The Payment Controls service bolsters SWIFT’s global payments innovation (gpi) for cross-border payments, officials say. “As part of gpi, and to further strengthen customer defenses, SWIFT will introduce a new ‘stop and recall’ capability that will enable banks to immediately stop and recall a payment anywhere in the chain. The new feature will provide another barrier against fraud — mitigating business disruption and financial losses in the face of rising threats.”
DTCC Aggregates U.S. Equity Trade Volume Data
DTCC officials report the vendor released at SIBOS Sydney the DTCC Equity Kinetics data service that provides “an aggregated view of all U.S. equity trade volumes over time, in the context of broader market activity.”

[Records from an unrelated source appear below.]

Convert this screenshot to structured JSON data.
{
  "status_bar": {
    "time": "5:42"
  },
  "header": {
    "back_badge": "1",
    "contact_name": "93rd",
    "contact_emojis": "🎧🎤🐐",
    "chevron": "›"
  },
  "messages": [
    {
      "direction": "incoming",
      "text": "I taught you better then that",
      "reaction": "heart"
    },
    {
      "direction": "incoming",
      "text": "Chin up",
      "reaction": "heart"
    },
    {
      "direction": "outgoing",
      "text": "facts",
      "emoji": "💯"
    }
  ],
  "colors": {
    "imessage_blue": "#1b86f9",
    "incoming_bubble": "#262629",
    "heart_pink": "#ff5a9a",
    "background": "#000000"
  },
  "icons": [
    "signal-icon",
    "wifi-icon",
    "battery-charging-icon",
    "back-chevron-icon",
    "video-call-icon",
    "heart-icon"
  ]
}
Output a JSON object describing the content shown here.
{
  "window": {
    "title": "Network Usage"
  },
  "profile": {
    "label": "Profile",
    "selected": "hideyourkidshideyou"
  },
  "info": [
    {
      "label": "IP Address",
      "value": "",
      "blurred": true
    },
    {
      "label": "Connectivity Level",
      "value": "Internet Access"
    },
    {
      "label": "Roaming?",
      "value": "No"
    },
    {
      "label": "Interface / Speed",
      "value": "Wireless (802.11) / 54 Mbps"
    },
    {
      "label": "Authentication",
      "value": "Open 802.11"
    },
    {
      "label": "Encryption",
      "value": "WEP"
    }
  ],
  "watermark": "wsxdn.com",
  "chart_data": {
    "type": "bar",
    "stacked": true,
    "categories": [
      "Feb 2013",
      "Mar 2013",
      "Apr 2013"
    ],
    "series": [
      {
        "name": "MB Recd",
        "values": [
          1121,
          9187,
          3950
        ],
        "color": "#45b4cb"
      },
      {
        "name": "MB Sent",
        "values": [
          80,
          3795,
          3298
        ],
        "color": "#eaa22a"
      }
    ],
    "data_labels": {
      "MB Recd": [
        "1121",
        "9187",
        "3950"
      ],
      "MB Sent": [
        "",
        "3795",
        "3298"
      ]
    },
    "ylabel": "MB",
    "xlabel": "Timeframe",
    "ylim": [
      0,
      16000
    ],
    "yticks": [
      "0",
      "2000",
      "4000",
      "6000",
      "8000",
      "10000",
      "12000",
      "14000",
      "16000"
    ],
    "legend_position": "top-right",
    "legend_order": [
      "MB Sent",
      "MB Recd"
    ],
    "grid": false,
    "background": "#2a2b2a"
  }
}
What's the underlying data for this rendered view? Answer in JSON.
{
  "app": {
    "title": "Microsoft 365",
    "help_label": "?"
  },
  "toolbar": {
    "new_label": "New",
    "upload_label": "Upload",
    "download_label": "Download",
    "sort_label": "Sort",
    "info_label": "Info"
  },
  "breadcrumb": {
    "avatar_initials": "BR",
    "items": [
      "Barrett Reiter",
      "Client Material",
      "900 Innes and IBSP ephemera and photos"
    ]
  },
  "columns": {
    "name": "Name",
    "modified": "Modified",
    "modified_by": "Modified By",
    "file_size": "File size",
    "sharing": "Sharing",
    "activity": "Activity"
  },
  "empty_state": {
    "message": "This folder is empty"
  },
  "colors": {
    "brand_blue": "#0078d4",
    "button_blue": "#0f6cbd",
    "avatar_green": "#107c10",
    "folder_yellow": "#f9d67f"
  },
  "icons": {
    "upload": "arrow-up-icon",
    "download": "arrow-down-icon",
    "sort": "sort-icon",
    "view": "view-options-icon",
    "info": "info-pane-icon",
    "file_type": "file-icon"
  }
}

The data from the new service “is therefore ideal for quantitative market participants seeking insights to enhance their understanding of the U.S. equities markets,” DTCC officials say.
“DTCC Equity Kinetics facilitates analysis of U.S. equity market activity by providing a daily feed of trade data based on activity cleared through DTCC’s National Securities Clearing Corporation (NSCC) subsidiary,” according to the DTCC. “This data includes aggregated trade volumes for the market, the 10 most-active brokers and an anonymous peer group of nine global brokers, by security and transaction type, covering buy activity and sell activity — sale, short sale and short sale exempt data. This unique offering includes historical data from December 2011 onwards.”
“Post-crisis regulation and the related focus on increased transparency through transaction and trade reporting have led to a surge in demand for data generated from financial market infrastructures (FMIs) like DTCC,” says Tim Lind, managing director of data services at DTCC, in a prepared statement. “We capture and optimize data from our processing engines and data repositories to provide innovative solutions that help our clients address challenges related to risk management, capital adequacy, liquidity and market transparency. DTCC Equity Kinetics allows clients to gain greater insight into movements and trends across select market segments and asset classes, and now joins an expanding portfolio of aggregated data solutions across various assets classes.”
Sberbank & SWIFT Extend AMH Cooperation via MOU
Russia’s largest bank Sberbank has signed a memorandum of understanding with the SWIFT financial messaging cooperative that extends their cooperative efforts via the Alliance Messaging Hub (AMH), a financial messaging platform created by SWIFT, officials say.
“The parties agreed to enter the second phase of their AMH implementation project, which aims to extend use of AMH to Sberbank’s subsidiaries that are not currently serviced by the bank’s HQ infrastructure, and to support ISO 20022 messaging,” according to officials. “The first phase of the implementation of the AMH solution has been ongoing through the joint work of Sberbank and SWIFT experts since the parties signed the initial agreement in 2017.”
Sberbank will use the SWIFT AMH platform to facilitate “the centralization and optimization of processing Sberbank Group’s internal and external payment flows and other financial operations,” officials say.
In Russia, Sberbank holds almost one-third of aggregate Russian banking sector assets, bank officials say. The Central Bank of the Russian Federation is the founder and principal shareholder of Sberbank owning 50 percent of the firm’s authorized capital plus one voting share, with the remaining 50% held by domestic and international investors.